Upcoming two-actor musical explores love, relationships

TheLastFiveYears2Mini G&G feature premieres next week.

In anticipation of Garnet & Gold’s production of Anything Goes, premiering this coming January, Meghan McLean and Josh MacDougall are set to star in Jason Robert Brown’s two-actor musical The Last Five Years.

“I think it’s a show that basically anyone can relate to,” said third-year drama student Josh MacDougall, who plays Jamie Wellerstein. “[It] takes an honest look at what being in love is.”

The musical, a 90-minute sung-through feature directed by Karen Valanne, follows the romantic relationship of Cathy and Jamie over the course of five years.

Meghan McLean, a fourth-year music student who both produces the play and stars as Cathy, was first drawn to the play for its musical and emotional diversity. “It takes you on a roller coaster ride,” said McLean.

The play is reminiscent of Christopher Nolan’s film Memento in its narrative construction, as it alternates between telling its love story both chronologically and in reverse. The audience first learns that the story ends in tragedy, as the play opens with Cathy lamenting their shattered relationship at the end of the five-year span.

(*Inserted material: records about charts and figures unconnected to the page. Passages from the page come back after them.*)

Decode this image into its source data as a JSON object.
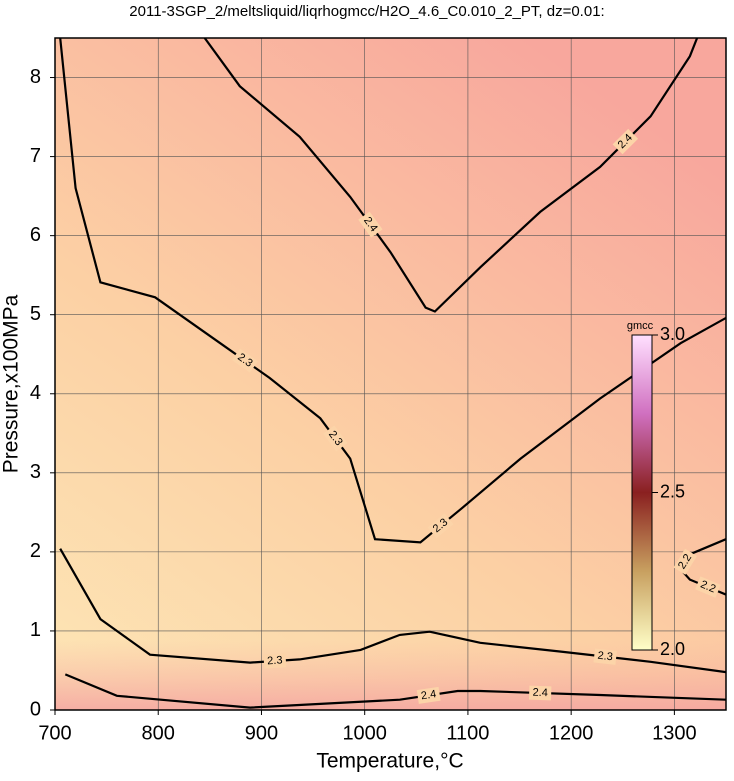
{
  "chart_data": {
    "type": "contour",
    "title": "2011-3SGP_2/meltsliquid/liqrhogmcc/H2O_4.6_C0.010_2_PT, dz=0.01:",
    "x_label": "Temperature,°C",
    "y_label": "Pressure,x100MPa",
    "xlim": [
      700,
      1350
    ],
    "ylim": [
      0,
      8.5
    ],
    "xticks": [
      700,
      800,
      900,
      1000,
      1100,
      1200,
      1300
    ],
    "yticks": [
      0,
      1,
      2,
      3,
      4,
      5,
      6,
      7,
      8
    ],
    "grid": true,
    "contours": [
      {
        "level": 2.4,
        "x": [
          845,
          879,
          937,
          986,
          1025,
          1059,
          1068,
          1112,
          1170,
          1228,
          1277,
          1315,
          1322
        ],
        "y": [
          8.5,
          7.89,
          7.25,
          6.49,
          5.79,
          5.09,
          5.04,
          5.6,
          6.3,
          6.87,
          7.51,
          8.27,
          8.5
        ]
      },
      {
        "level": 2.3,
        "x": [
          705,
          720,
          744,
          797,
          860,
          908,
          957,
          986,
          1010,
          1054,
          1093,
          1151,
          1228,
          1306,
          1350
        ],
        "y": [
          8.5,
          6.6,
          5.41,
          5.22,
          4.64,
          4.2,
          3.69,
          3.18,
          2.16,
          2.12,
          2.54,
          3.18,
          3.94,
          4.64,
          4.96
        ]
      },
      {
        "level": 2.3,
        "x": [
          705,
          744,
          792,
          889,
          937,
          996,
          1034,
          1063,
          1112,
          1189,
          1277,
          1350
        ],
        "y": [
          2.04,
          1.15,
          0.7,
          0.6,
          0.64,
          0.76,
          0.95,
          0.99,
          0.85,
          0.74,
          0.61,
          0.48
        ]
      },
      {
        "level": 2.4,
        "x": [
          710,
          760,
          889,
          1034,
          1090,
          1112,
          1228,
          1350
        ],
        "y": [
          0.45,
          0.18,
          0.03,
          0.13,
          0.24,
          0.24,
          0.19,
          0.13
        ]
      },
      {
        "level": 2.2,
        "x": [
          1350,
          1315,
          1306,
          1315,
          1350
        ],
        "y": [
          2.16,
          1.97,
          1.78,
          1.65,
          1.46
        ]
      }
    ],
    "colorbar": {
      "label": "gmcc",
      "lim": [
        2.0,
        3.0
      ],
      "ticks": [
        {
          "value": 2.0,
          "label": "2.0"
        },
        2.5,
        {
          "value": 3.0,
          "label": "3.0"
        }
      ]
    }
  }
}
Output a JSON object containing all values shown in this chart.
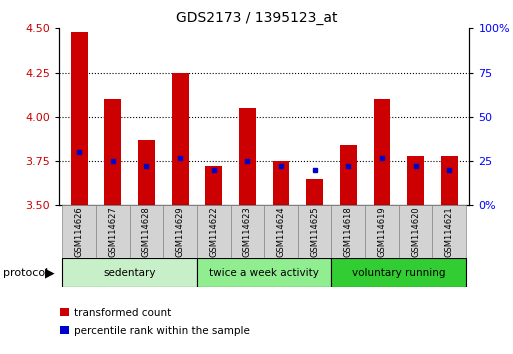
{
  "title": "GDS2173 / 1395123_at",
  "samples": [
    "GSM114626",
    "GSM114627",
    "GSM114628",
    "GSM114629",
    "GSM114622",
    "GSM114623",
    "GSM114624",
    "GSM114625",
    "GSM114618",
    "GSM114619",
    "GSM114620",
    "GSM114621"
  ],
  "red_values": [
    4.48,
    4.1,
    3.87,
    4.25,
    3.72,
    4.05,
    3.75,
    3.65,
    3.84,
    4.1,
    3.78,
    3.78
  ],
  "blue_values": [
    3.8,
    3.75,
    3.72,
    3.77,
    3.7,
    3.75,
    3.72,
    3.7,
    3.72,
    3.77,
    3.72,
    3.7
  ],
  "ymin": 3.5,
  "ymax": 4.5,
  "yticks": [
    3.5,
    3.75,
    4.0,
    4.25,
    4.5
  ],
  "right_yticks": [
    0,
    25,
    50,
    75,
    100
  ],
  "groups": [
    {
      "label": "sedentary",
      "start": 0,
      "end": 4,
      "color": "#c8f0c8"
    },
    {
      "label": "twice a week activity",
      "start": 4,
      "end": 8,
      "color": "#90ee90"
    },
    {
      "label": "voluntary running",
      "start": 8,
      "end": 12,
      "color": "#32cd32"
    }
  ],
  "red_color": "#cc0000",
  "blue_color": "#0000cc",
  "bar_width": 0.5,
  "bg_color": "#ffffff",
  "label_box_color": "#d3d3d3",
  "label_box_edge": "#888888",
  "protocol_text": "protocol",
  "legend_items": [
    {
      "color": "#cc0000",
      "label": "transformed count"
    },
    {
      "color": "#0000cc",
      "label": "percentile rank within the sample"
    }
  ]
}
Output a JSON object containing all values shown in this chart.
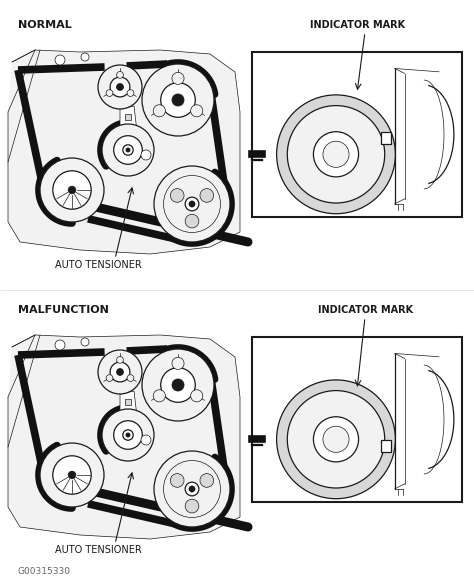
{
  "bg_color": "#ffffff",
  "line_color": "#1a1a1a",
  "fig_width": 4.74,
  "fig_height": 5.83,
  "dpi": 100,
  "label_normal": "NORMAL",
  "label_malfunction": "MALFUNCTION",
  "label_auto_tensioner": "AUTO TENSIONER",
  "label_indicator_mark": "INDICATOR MARK",
  "label_code": "G00315330",
  "title_fontsize": 8.0,
  "label_fontsize": 7.0,
  "code_fontsize": 6.5,
  "belt_color": "#111111",
  "fill_light": "#f2f2f2",
  "fill_mid": "#d8d8d8",
  "fill_dark": "#aaaaaa"
}
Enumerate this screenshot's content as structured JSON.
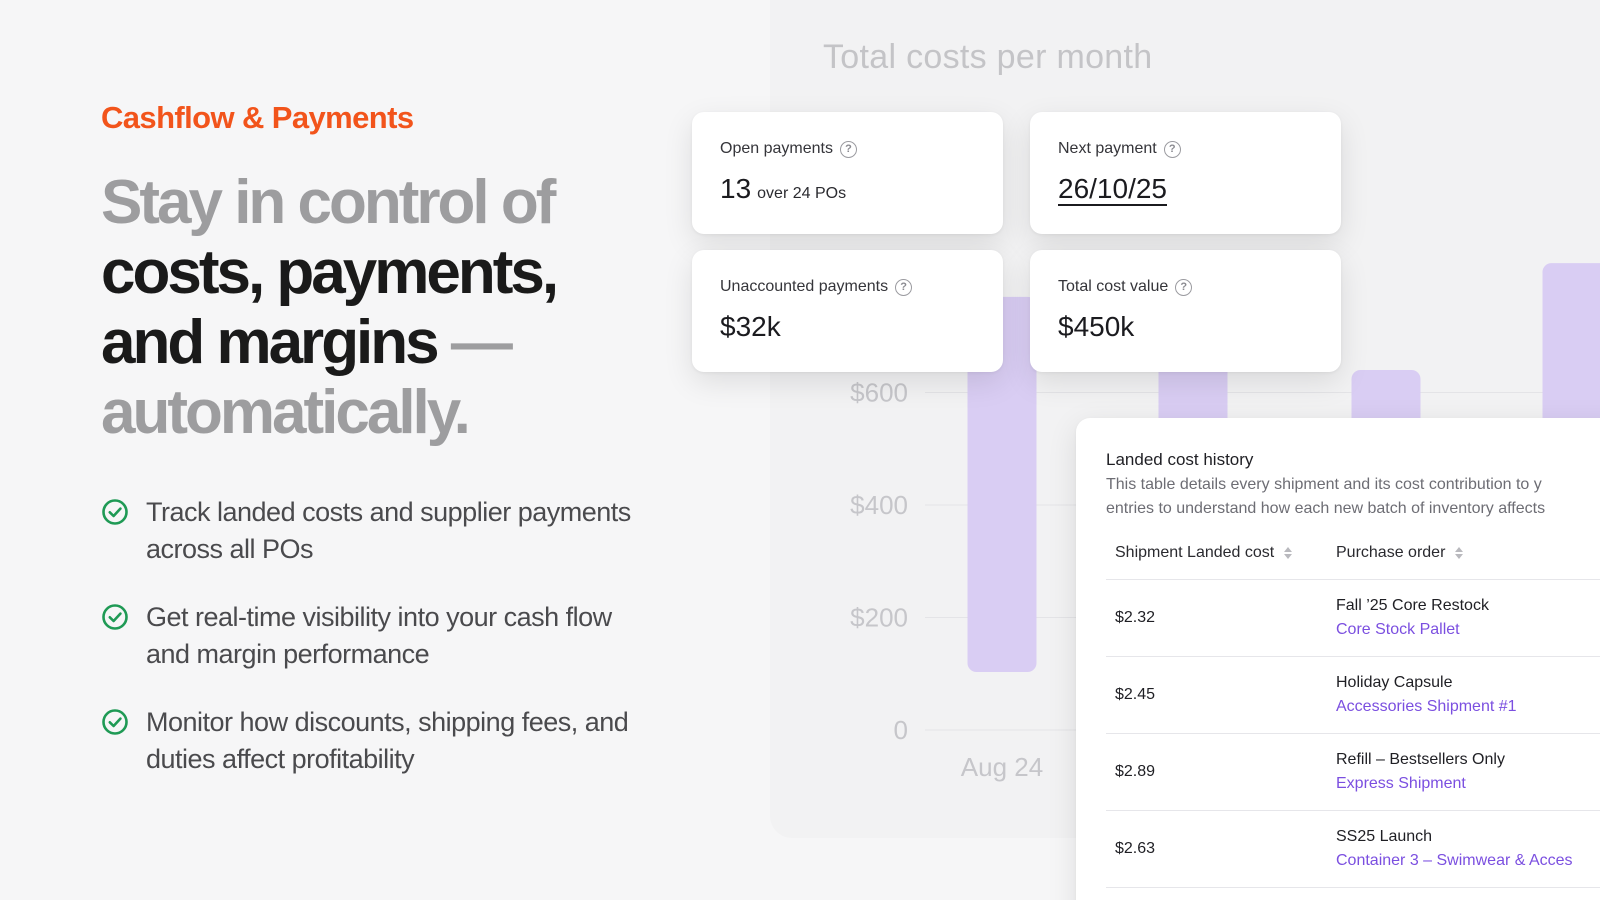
{
  "eyebrow": "Cashflow & Payments",
  "headline": {
    "line1": "Stay in control of",
    "line2": "costs, payments,",
    "line3_strong": "and margins",
    "line3_dash": " —",
    "line4": "automatically."
  },
  "features": [
    {
      "icon": "check-circle-icon",
      "text": "Track landed costs and supplier payments across all POs"
    },
    {
      "icon": "check-circle-icon",
      "text": "Get real-time visibility into your cash flow and margin performance"
    },
    {
      "icon": "check-circle-icon",
      "text": "Monitor how discounts, shipping fees, and duties affect profitability"
    }
  ],
  "cards": {
    "open_payments": {
      "label": "Open payments",
      "value": "13",
      "sub": "over 24 POs"
    },
    "next_payment": {
      "label": "Next payment",
      "value": "26/10/25"
    },
    "unaccounted_payments": {
      "label": "Unaccounted payments",
      "value": "$32k"
    },
    "total_cost_value": {
      "label": "Total cost value",
      "value": "$450k"
    }
  },
  "help_glyph": "?",
  "chart_data": {
    "type": "bar",
    "title": "Total costs per month",
    "categories": [
      "Aug 24",
      "",
      "",
      ""
    ],
    "values": [
      770,
      830,
      640,
      830
    ],
    "y_tick_labels": [
      "0",
      "$200",
      "$400",
      "$600"
    ],
    "ylim": [
      0,
      1200
    ],
    "grid": true,
    "color": "#d9cdf3"
  },
  "table": {
    "title": "Landed cost history",
    "description_line1": "This table details every shipment and its cost contribution to y",
    "description_line2": "entries to understand how each new batch of inventory affects",
    "columns": [
      "Shipment Landed cost",
      "Purchase order"
    ],
    "rows": [
      {
        "cost": "$2.32",
        "po": "Fall ’25 Core Restock",
        "shipment": "Core Stock Pallet"
      },
      {
        "cost": "$2.45",
        "po": "Holiday Capsule",
        "shipment": "Accessories Shipment #1"
      },
      {
        "cost": "$2.89",
        "po": "Refill – Bestsellers Only",
        "shipment": "Express Shipment"
      },
      {
        "cost": "$2.63",
        "po": "SS25 Launch",
        "shipment": "Container 3 – Swimwear & Acces"
      }
    ]
  }
}
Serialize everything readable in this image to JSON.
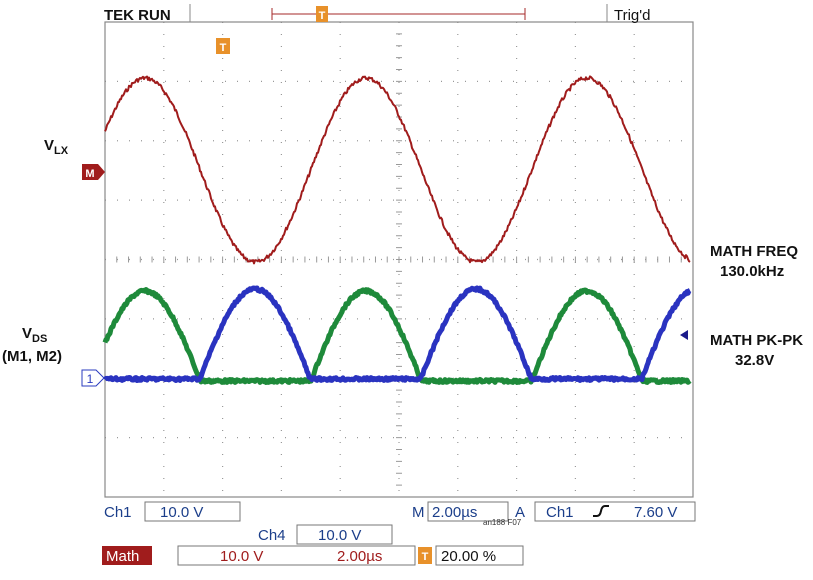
{
  "header": {
    "status": "TEK RUN",
    "trigger_state": "Trig'd",
    "trigger_marker": "T"
  },
  "screen": {
    "math_marker": "M",
    "ch1_marker": "1",
    "trigger_pos_marker": "T"
  },
  "annotations": {
    "vlx": {
      "main": "V",
      "sub": "LX"
    },
    "vds": {
      "main": "V",
      "sub": "DS",
      "note": "(M1, M2)"
    },
    "math_freq": {
      "label": "MATH FREQ",
      "value": "130.0kHz"
    },
    "math_pkpk": {
      "label": "MATH PK-PK",
      "value": "32.8V"
    }
  },
  "readout": {
    "ch1": {
      "label": "Ch1",
      "scale": "10.0 V"
    },
    "timebase": {
      "label": "M",
      "value": "2.00µs"
    },
    "trigger": {
      "mode": "A",
      "source": "Ch1",
      "level": "7.60 V"
    },
    "ch4": {
      "label": "Ch4",
      "scale": "10.0 V"
    },
    "math": {
      "label": "Math",
      "scale": "10.0 V",
      "time": "2.00µs",
      "marker": "T",
      "position": "20.00 %"
    },
    "figure_id": "an188 F07"
  }
}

For McLean, this fragmented narrative style presented a challenge, as her character’s emotions evolve backwards in time towards the happy outset of their relationship. “I’ve never been in a show that starts in that really intense emotional place,” said McLean. “We start right in the heart of that emotion.”

Both MacDougall and McLean commented on the play’s realistic treatment of love and human experience. Because Jamie and Cathy remain morally ambiguous, the audience is invited to question the characters’ motives and actions throughout the play.

“We show both sides of the story,” said McDougall. “It’s up to the audience to decide who is in the right and who is in the wrong.”

Despite each character’s shortcomings, McLean said that the struggles and challenges they face make Cathy and Jamie both relatable and sympathetic. “You really get invested in the characters,” said McLean. “You start to sympathize with them when they keep coming up against these walls.”

Because of its heavy focus on music and vocal performance rather than dialogue, the play uses a variety of musical styles to convey the various emotions in the story. McLean said that the play finds an effective “middle ground” between traditional elements of musical theatre and some jazz, rock, funk, and pop influences. “For people who aren’t used to musicals, it’s very accessible,” said McLean.

McLean also commended the pit band for their work with the score, and the rest of the production crew that has helped this project come to fruition. “I’m just so proud of everything we’re doing,” she said. “Everybody who’s involved has really put so much work into it.”

Both McLean and MacDougall are excited for audiences to become immersed in the play’s characters.

“I think [The Last Five Years] will give a lot of people a good laugh and a good cry,” said MacDougall. “It’ll be a nice break during exams.”

The Last Five Years will premiere on Dec. 5 and 6 in Brunton Auditorium at 8 p.m. Advance tickets are available at Tidewater Books for $8, or at the door for $10.